The Yamaha NS-10 launched in 1978 and since then, some might say that modern pop recording was never the same.

The Yamaha NS-10 is, in short, a loudspeaker but it went on to become the must-have studio monitor in rock and pop music over a tenure that spanned several decades. It may look like nothing more than an average bookshelf speaker but its characteristic white-colored mid-bass drive unit was at one time synonymous with the best music on the planet.

To put it simply, if your mix sucked, the Yamaha NS-10 will tell you. Having been used by artists across hip hop, rock, and pop to test their production sound, the Yamaha NS-10 was once a crucial part of the formation of the mainstream music sound.

History Of The Yamaha NS-10: A Loudspeaker With Personality

The Yamaha NS-10 first launched in 1978 as a hi-fi speaker designed by Akira Nakamura but was poorly received upon release.

Somehow, the Yamaha NS-10 found its way into recording studios first in Japan. Then, the speaker was brought over to the United States and adopted by recording engineers who praised its ability to essentially identify a recording’s shortcomings.

Some of the early adopters of the Yamaha NS-10 include engineer Bob Clearmountain who worked on everything from Bruce Springsteen’s “Born In The USA” to the Rolling Stones’ “Start Me Up” and Bon Jovi’s “Crush”.

Clearmountain is the guy who popularized its use, oftentimes showing up to the studio with only a few microphones and a pair of Yamaha NS-10s to use as a guide.

Why Did They Stop Making Yamaha NS-10 Speakers; Can You Still Buy Them Today?

It was often said that Bob Clearmountain only liked to use the Yamaha NS-10 because he attributed it as being the worst speaker he could find. Whether that’s a true story or not remains unconfirmed but the reputation of the NS-10 is exactly that. It was a bad speaker, to a degree.

For this reason, they were discontinued in 2001. You cannot buy brand-new Yamaha NS-10 speakers anywhere.

Despite this, studios everywhere continue to have Yamaha NS-10 speakers and use them regularly. The reason why they are an industry standard today has something to do with their almost myth-like reputation but additionally, the Yamaha NS-10 is a speaker with a lot of uniqueness to it.

Some do call it a ‘shitty speaker’ And, in a sense, it is – especially compared with the more advanced speakers available today.

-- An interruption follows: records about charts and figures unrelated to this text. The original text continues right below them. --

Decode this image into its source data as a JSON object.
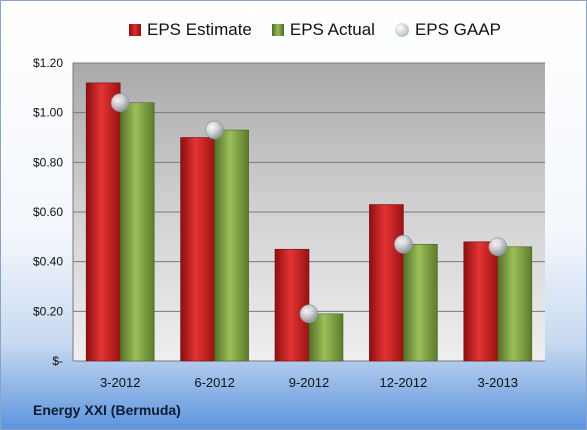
{
  "legend": {
    "estimate": "EPS Estimate",
    "actual": "EPS Actual",
    "gaap": "EPS GAAP"
  },
  "company": "Energy XXI (Bermuda)",
  "colors": {
    "estimate": "#d42a2a",
    "actual": "#8fb24d",
    "gaap": "#b9c0c8",
    "plot_background": "#c4c4c4"
  },
  "chart_data": {
    "type": "bar",
    "title": "",
    "xlabel": "",
    "ylabel": "",
    "categories": [
      "3-2012",
      "6-2012",
      "9-2012",
      "12-2012",
      "3-2013"
    ],
    "series": [
      {
        "name": "EPS Estimate",
        "type": "bar",
        "values": [
          1.12,
          0.9,
          0.45,
          0.63,
          0.48
        ]
      },
      {
        "name": "EPS Actual",
        "type": "bar",
        "values": [
          1.04,
          0.93,
          0.19,
          0.47,
          0.46
        ]
      },
      {
        "name": "EPS GAAP",
        "type": "scatter",
        "values": [
          1.04,
          0.93,
          0.19,
          0.47,
          0.46
        ]
      }
    ],
    "ylim": [
      0,
      1.2
    ],
    "yticks": [
      0,
      0.2,
      0.4,
      0.6,
      0.8,
      1.0,
      1.2
    ],
    "ytick_labels": [
      "$-",
      "$0.20",
      "$0.40",
      "$0.60",
      "$0.80",
      "$1.00",
      "$1.20"
    ],
    "grid": true,
    "legend_position": "top"
  }
}
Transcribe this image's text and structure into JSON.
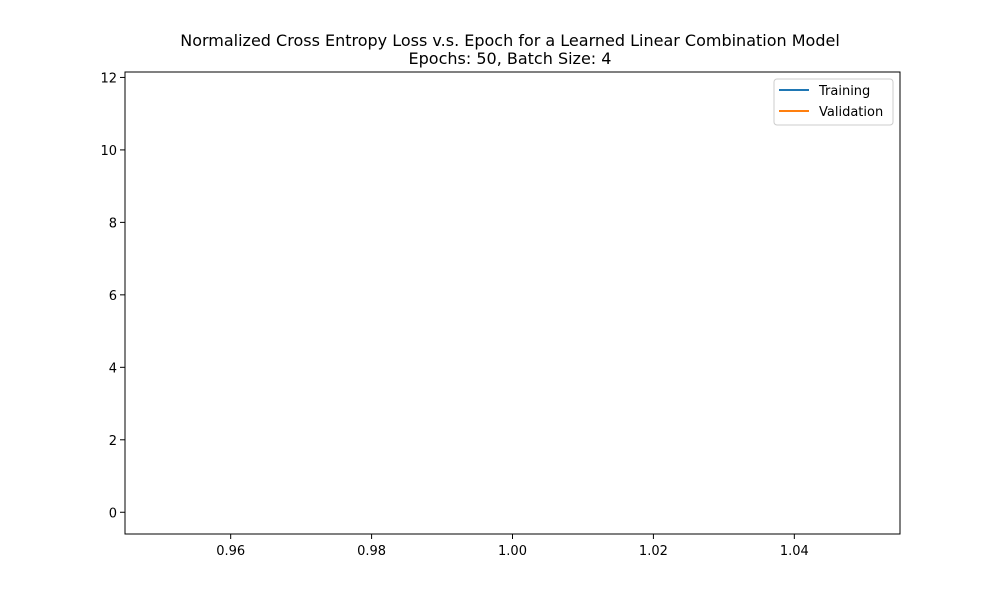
{
  "chart_data": {
    "type": "line",
    "title": "Normalized Cross Entropy Loss v.s. Epoch for a Learned Linear Combination Model",
    "subtitle": "Epochs: 50, Batch Size: 4",
    "xlabel": "",
    "ylabel": "",
    "xlim": [
      0.945,
      1.055
    ],
    "ylim": [
      -0.6,
      12.15
    ],
    "x_ticks": [
      "0.96",
      "0.98",
      "1.00",
      "1.02",
      "1.04"
    ],
    "x_tick_values": [
      0.96,
      0.98,
      1.0,
      1.02,
      1.04
    ],
    "y_ticks": [
      "0",
      "2",
      "4",
      "6",
      "8",
      "10",
      "12"
    ],
    "y_tick_values": [
      0,
      2,
      4,
      6,
      8,
      10,
      12
    ],
    "grid": false,
    "legend_position": "top-right",
    "series": [
      {
        "name": "Training",
        "color": "#1f77b4",
        "x": [],
        "y": []
      },
      {
        "name": "Validation",
        "color": "#ff7f0e",
        "x": [],
        "y": []
      }
    ]
  }
}
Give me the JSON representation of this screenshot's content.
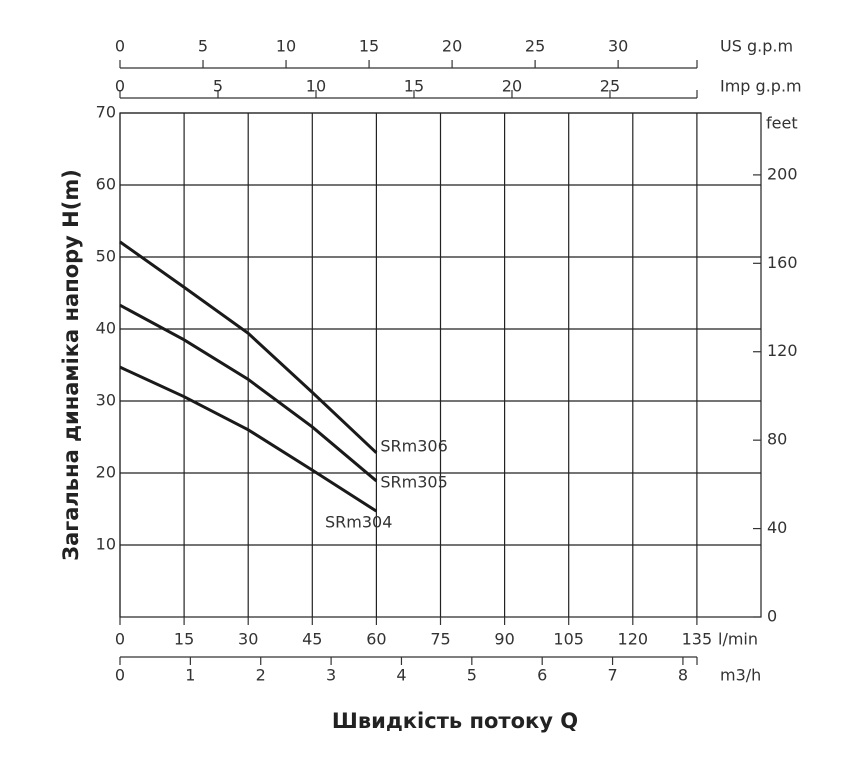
{
  "chart_data": {
    "type": "line",
    "ylabel": "Загальна динаміка напору H(m)",
    "xlabel": "Швидкість потоку Q",
    "x_unit": "l/min",
    "x": [
      0,
      15,
      30,
      45,
      60
    ],
    "xlim": [
      0,
      150
    ],
    "xticks": [
      0,
      15,
      30,
      45,
      60,
      75,
      90,
      105,
      120,
      135
    ],
    "ylim": [
      0,
      70
    ],
    "yticks": [
      10,
      20,
      30,
      40,
      50,
      60,
      70
    ],
    "y2_unit": "feet",
    "y2lim": [
      0,
      228
    ],
    "y2ticks": [
      0,
      40,
      80,
      120,
      160,
      200
    ],
    "grid": true,
    "series": [
      {
        "name": "SRm306",
        "color": "#1a1a1a",
        "values": [
          52.1,
          45.8,
          39.4,
          31.2,
          22.8
        ]
      },
      {
        "name": "SRm305",
        "color": "#1a1a1a",
        "values": [
          43.3,
          38.5,
          33,
          26.4,
          18.9
        ]
      },
      {
        "name": "SRm304",
        "color": "#1a1a1a",
        "values": [
          34.7,
          30.6,
          26,
          20.4,
          14.7
        ]
      }
    ],
    "extra_x_axes": [
      {
        "unit": "US g.p.m",
        "lim": [
          0,
          34.75
        ],
        "ticks": [
          0,
          5,
          10,
          15,
          20,
          25,
          30
        ]
      },
      {
        "unit": "Imp g.p.m",
        "lim": [
          0,
          29.44
        ],
        "ticks": [
          0,
          5,
          10,
          15,
          20,
          25
        ]
      },
      {
        "unit": "m3/h",
        "lim": [
          0,
          8.2
        ],
        "ticks": [
          0,
          1,
          2,
          3,
          4,
          5,
          6,
          7,
          8
        ]
      }
    ]
  }
}
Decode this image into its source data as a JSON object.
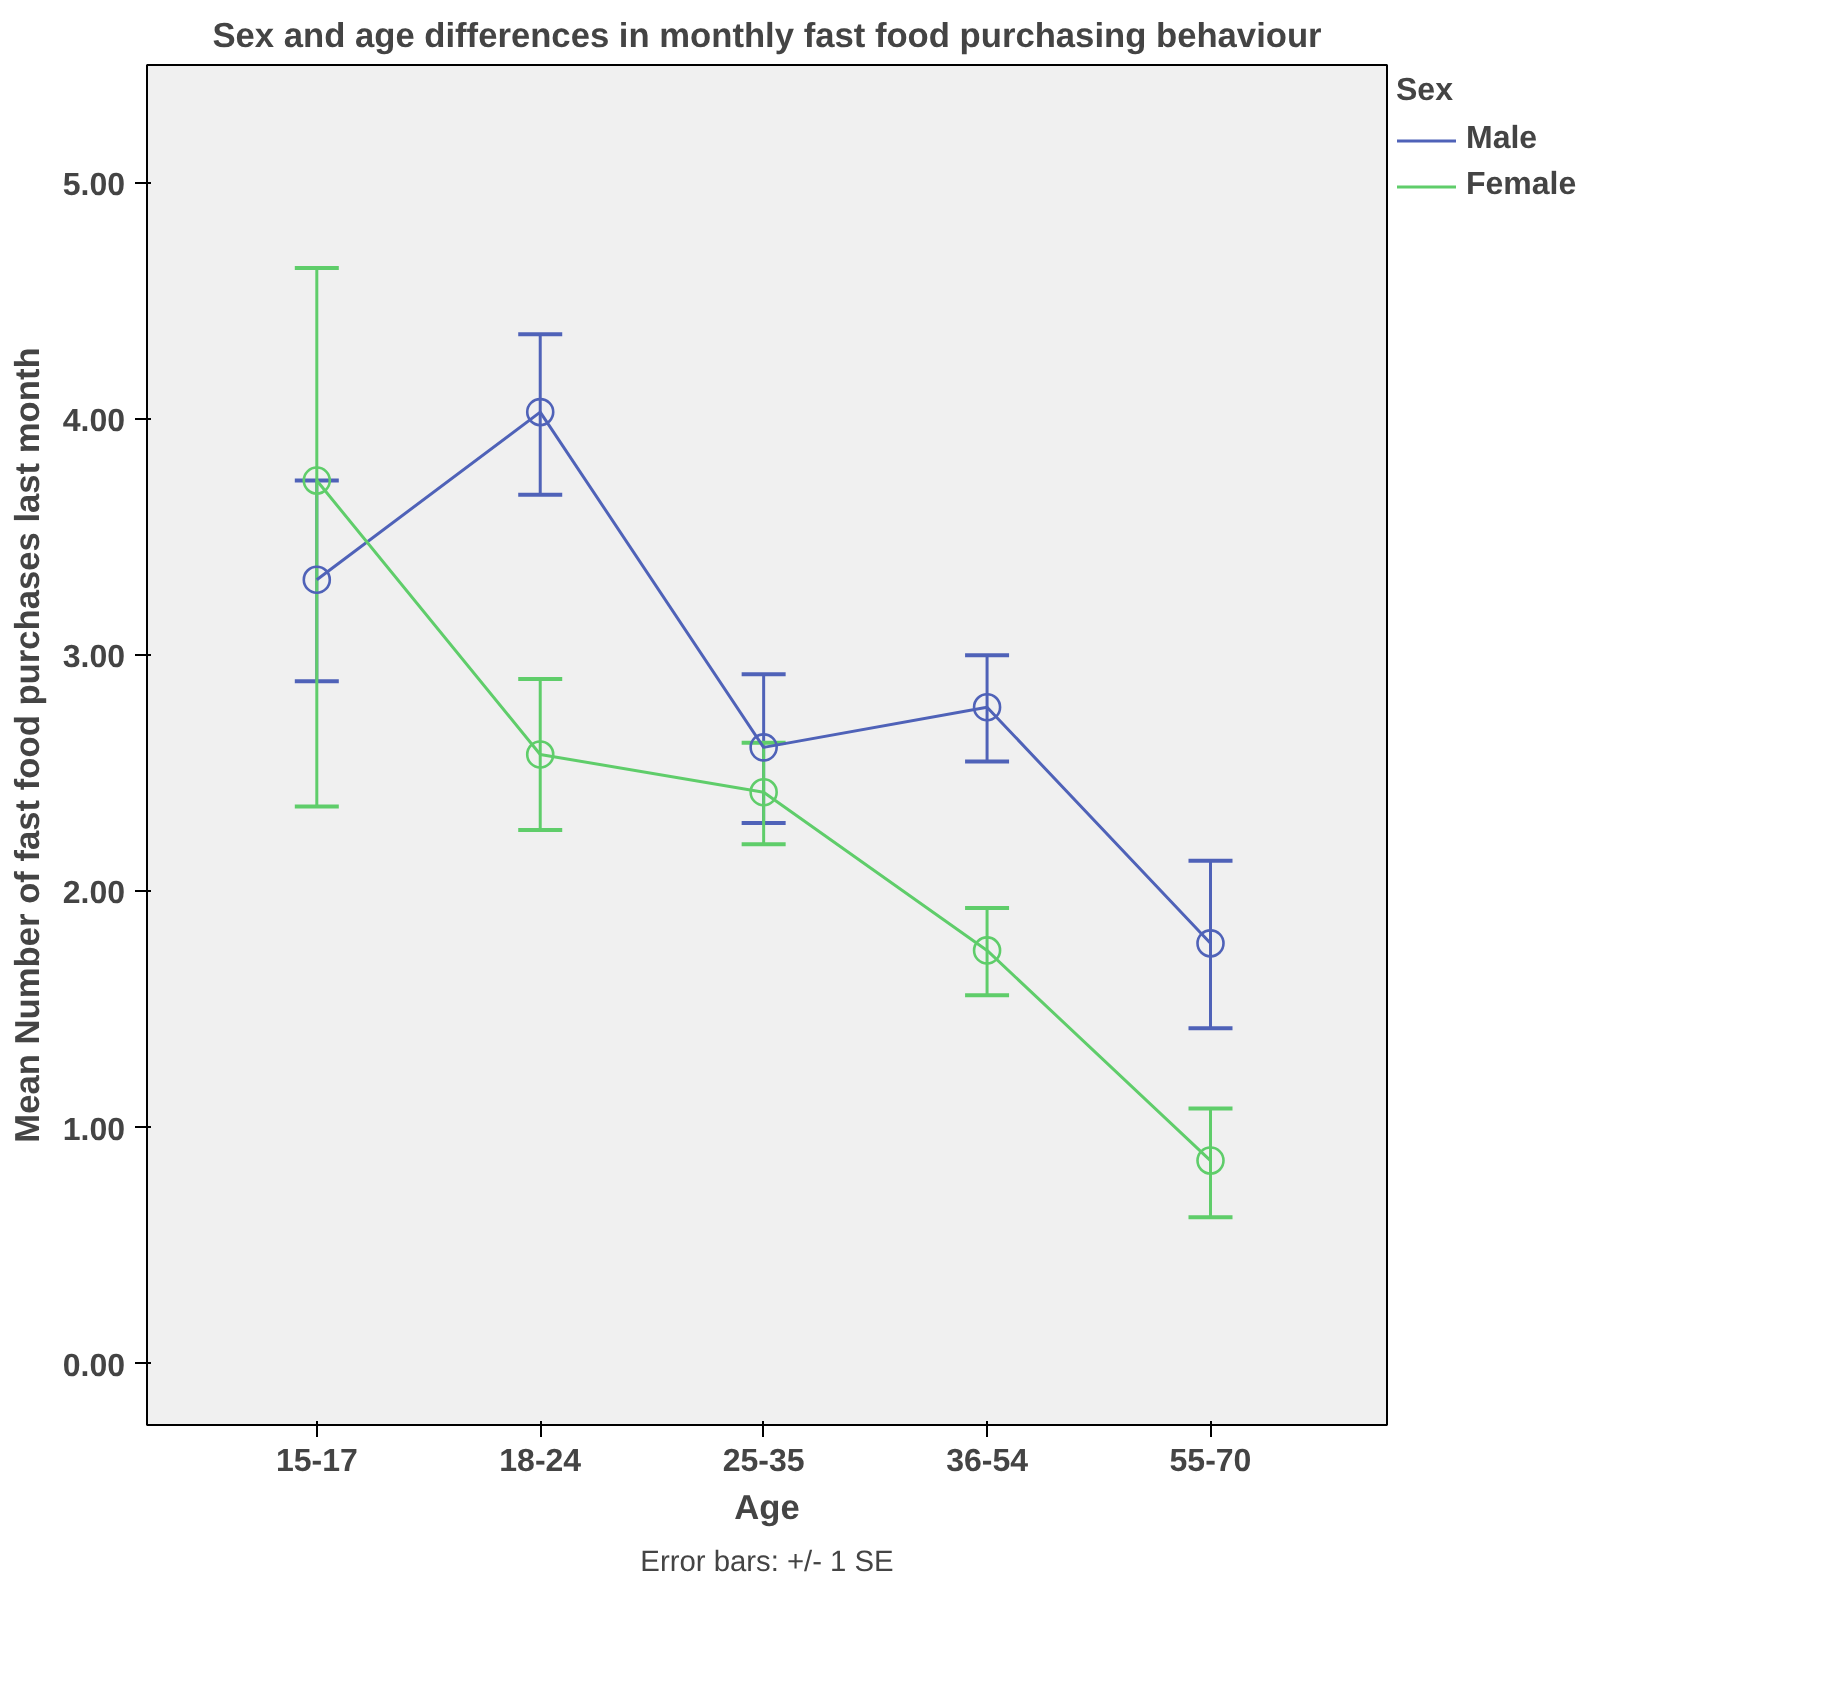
{
  "chart_data": {
    "type": "line",
    "title": "Sex and age differences in monthly fast food purchasing behaviour",
    "xlabel": "Age",
    "ylabel": "Mean Number of fast food purchases last month",
    "legend_title": "Sex",
    "categories": [
      "15-17",
      "18-24",
      "25-35",
      "36-54",
      "55-70"
    ],
    "ylim": [
      -0.26,
      5.5
    ],
    "yticks": [
      {
        "value": 0,
        "label": "0.00"
      },
      {
        "value": 1,
        "label": "1.00"
      },
      {
        "value": 2,
        "label": "2.00"
      },
      {
        "value": 3,
        "label": "3.00"
      },
      {
        "value": 4,
        "label": "4.00"
      },
      {
        "value": 5,
        "label": "5.00"
      }
    ],
    "series": [
      {
        "name": "Male",
        "color": "#4f62b8",
        "values": [
          3.32,
          4.03,
          2.61,
          2.78,
          1.78
        ],
        "errors": [
          [
            2.89,
            3.74
          ],
          [
            3.68,
            4.36
          ],
          [
            2.29,
            2.92
          ],
          [
            2.55,
            3.0
          ],
          [
            1.42,
            2.13
          ]
        ]
      },
      {
        "name": "Female",
        "color": "#5fcd6a",
        "values": [
          3.74,
          2.58,
          2.42,
          1.75,
          0.86
        ],
        "errors": [
          [
            2.36,
            4.64
          ],
          [
            2.26,
            2.9
          ],
          [
            2.2,
            2.63
          ],
          [
            1.56,
            1.93
          ],
          [
            0.62,
            1.08
          ]
        ]
      }
    ],
    "marker": "circle",
    "line_style": "solid",
    "grid": false,
    "legend": "right",
    "annotations": [
      "Error bars: +/- 1 SE"
    ]
  }
}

The truth of making music though is that an artist can never be sure how their recordings are going to be heard. Some listeners will play a track through their car stereo and others will hear it in their cheap $18 earbuds. The Yamaha NS-10 covers the less advanced sound systems, providing the listener with an accurate view of what their production sounds like under the lens of a ‘bad speaker’. The NS-10s really did and do put a mix to the test.

What Did The Yamaha NS-10 Speaker Sound Like? Listen Here

The charm of Yamaha NS-10s is they are ‘bad’ in the best of ways, with many producers and engineers arguing that if you can get a song to sound good on a pair of Yamaha NS-10s, it’ll sound good on any playback system.

The exact characteristics of Yamaha NS-10s can be spoken about extensively but for the sake of keeping it short and to the point, these are the primary features that make these speakers so special.

Yamaha NS-10s do not have a flat frequency response, instead being a little heavier boosted in the upper midrange and with limited bass function.

They are known to have a +5 dB boost at around 2 kHz and the bottom end rolls off around 200 Hz.

The midrange response of a set of NS-10 speakers is also open so much that it brings out the frequencies considered by audio experts to be “the worst-sounding and most problematic to the human ear”. The value of this to a production engineer is that the weaknesses of a recording are instantly revealed, challenging the listener to compensate in the mix in other ways.

Many independent producers depend on them to be able to develop and orchestrate recordings that can compete with what else is being played on radio.

The Beauty Of A Bad Speaker: The Yamaha NS-10 Still Packs A Punch

More than 200,000 pairs of Yamaha NS-10 speakers were sold over the course of two decades.

Variants and knock-offs still permeate the marketplace, particularly in Japan.

The closest thing in North America to it is the Bold North Audio MS-10W launched by the Minneapolis Speaker Company in 2019. This speaker is argued to be the “best replacement model of the NS-10 ever made” and is engineered to duplicate a lot of the same behavior.

While the original Yamaha NS-10 was a classic piece of gear, it was also polarizing. Many professionals use them and many don’t. Many independent producers depend on them to be able to develop and orchestrate recordings that can compete with what else is being played on radio.

Yamaha NS-10 speakers are an excellent measuring stick to identify and eliminate the weak parts of a recording. For that, they can be argued to be a ‘great speaker.’

If you are fortunate enough to come across some Yamaha NS-10s, plug in your mixes and give them a try. You might be surprised with what you end up with for a production sound and it might reveal to you, as a mixer or producer, where the weaknesses are in your tracks.